A group of doctors and medical researchers have backed olive oil as a heart-healthy food, while raising concerns about fad diets and the use of coconut and palm oils.
By PAUL CONLEY on February 28, 2017

A new analysis of nutrition studies voices support for olive oil as a heart-healthy substitute for butter, while urging consumers to avoid coconut and palm oils.

A group of doctors and researchers in the U.S. set out to examine the evidence behind a slew of claims, fads, diets and trends related to cardiovascular health. They published their findings in the latest issue of the Journal of the American College of Cardiology.
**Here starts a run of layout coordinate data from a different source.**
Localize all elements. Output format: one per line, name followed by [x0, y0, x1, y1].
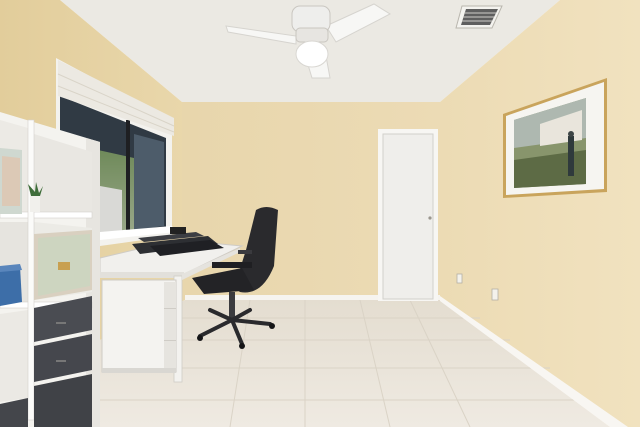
room-illustration: [0, 0, 640, 427]
storage-box-blue: [0, 264, 22, 306]
map-storage-box: [34, 230, 92, 300]
room-photo: [0, 0, 640, 427]
window-view-sky: [134, 134, 164, 230]
cube-shelf: [0, 112, 100, 427]
door[interactable]: [382, 133, 434, 300]
window-view-house: [100, 186, 122, 234]
door-knob-icon[interactable]: [428, 216, 432, 220]
file-cabinet[interactable]: [101, 279, 177, 373]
Chief among the findings is that oils such as olive and canola are healthier than hard fats like butter and margarine. Extra virgin olive oil is singled out in the analysis as being the smartest heart-healthy choice, given the evidence accumulated in a large number of studies conducted on the food.

“The evidence base for olive oil is the most comprehensive, with clear evidence for a benefit in cardiovascular risk reduction,” the scientists said.

At the same time, the researchers suggest that weight-conscious consumers might want to use olive oil only in moderation, given that it is high in calories.

Coconut and palm oils, by contrast, come in for special concern. The analysis says the purported heart-health benefits of such oils are unsubstantiated and recommends that consumers avoid using them.